Carta aos três poderes

Ainda no ATL, o movimento indígena lançou uma carta endereçada aos três poderes do Estado – Executivo, Legislativo e Judiciário –, carregando as exigências e urgências do movimento.

São, ao todo, 25 pontos. Dentre eles, a APIB reivindica a demarcação imediata das terras Indígenas Morro dos Cavalos (SC), Toldo Imbu (SC), Xucuru Kariri (AL) e Potiguara de Monte-Mor (PB), anunciadas entre as terras indígenas que seriam homologadas nos primeiros 100 dias de mandato, conforme indicado no relatório do Governo de Transição. Também pede a finalização do processo de demarcação das 23 terras cujos processos administrativos de demarcação aguardam apenas a portaria declaratória, e que estão na relação enviada pelo Ministério dos Povos Indígenas (MPI) ao Ministério da Justiça à época da reforma ministerial de 2023. 

A carta ainda reivindica dotação orçamentária robusta para as pastas e entidades governamentais ligadas ao movimento indígena — como o próprio ministério e a FUNAI —, e maior empenho do Governo Federal para interromper a agenda anti-indígena no Congresso Nacional.

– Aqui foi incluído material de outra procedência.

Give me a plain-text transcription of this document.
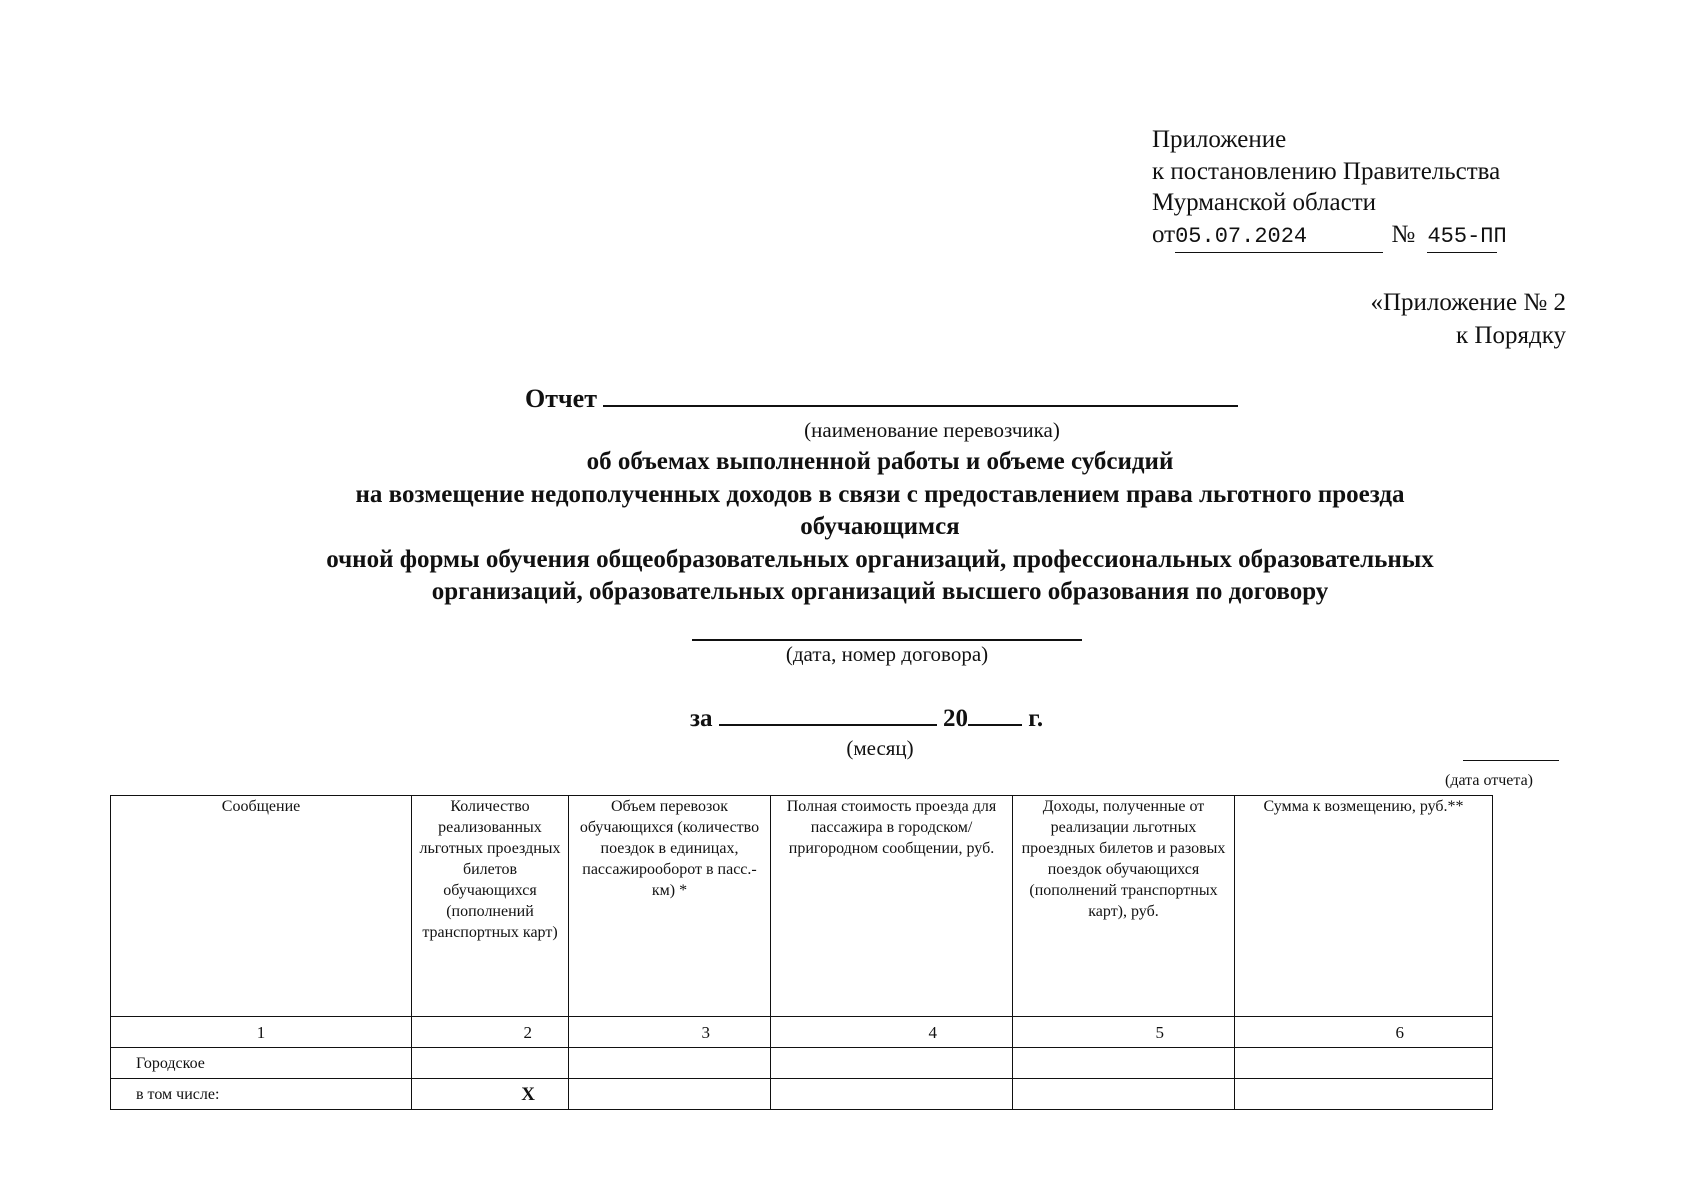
Приложение
к постановлению Правительства
Мурманской области
от05.07.2024	№ 455-ПП
«Приложение № 2
к Порядку
Отчет
(наименование перевозчика)
об объемах выполненной работы и объеме субсидий
на возмещение недополученных доходов в связи с предоставлением права льготного проезда
обучающимся
очной формы обучения общеобразовательных организаций, профессиональных образовательных
организаций, образовательных организаций высшего образования по договору
(дата, номер договора)
за	20 г.
(месяц)
(дата отчета)
Сообщение	Количество реализованных льготных проездных билетов обучающихся (пополнений транспортных карт)	Объем перевозок обучающихся (количество поездок в единицах, пассажирооборот в пасс.-км) *	Полная стоимость проезда для пассажира в городском/пригородном сообщении, руб.	Доходы, полученные от реализации льготных проездных билетов и разовых поездок обучающихся (пополнений транспортных карт), руб.	Сумма к возмещению, руб.**
1	2	3	4	5	6
Городское					
в том числе:	X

Mesmo com os desafios pela frente, Francisca Tapará comemorou o ATL deste ano.

“Foi um momento muito importante, muito produtivo para os povos indígenas do estado que continuam sem terra demarcada”, disse.

Ela participou de diferentes agendas, incluindo uma reunião com o próprio presidente Lula (PT) na última quinta-feira (25). O presidente afirmou que dentro de duas semanas uma Força-Tarefa liderada pelo MPI, em conjunto com a Fundação Nacional dos Povos Indígenas (Funai), a Secretaria-Geral da Presidência de República, a Advocacia-Geral da União (AGU), o Ministério da Justiça (MJ) — responsável por emitir portarias declaratórias —, e o Ministério do Desenvolvimento Agrário, por meio do INCRA, dará início ao processo de resolução para assinar as homologações localizadas em Santa Catarina, Paraíba e Alagoas.

Marco temporal: entenda

Em setembro do ano passado, o STF concluiu a apreciação do marco temporal e fixou, entre outras teses, que “a proteção constitucional aos direitos originários sobre as terras que tradicionalmente ocupam independe da existência de um marco temporal em 05 de outubro de 1988 ou da configuração do renitente esbulho, como conflito físico ou controvérsia judicial persistente à data da promulgação da Constituição”.

Porém, antes de a decisão do STF ser publicada, o Congresso Nacional editou a Lei 14.701/2023, regulamentando diversos aspectos do artigo 231 da Constituição Federal, e restabeleceu o marco temporal para incidir somente sobre as terras tradicionalmente ocupadas pelos indígenas brasileiros e por eles habitadas em 5/10/1988, salvo as hipóteses de persistente conflito devidamente comprovado.

A lei teve diversos de seus dispositivos vetados pelo presidente da República, Luiz Inácio Lula da Silva, mas o veto foi derrubado pelo Congresso Nacional, com promulgação das partes vetadas. Diante desse cenário, diversos partidos políticos e entidades de defesa dos direitos dos povos indígenas acionaram o Supremo.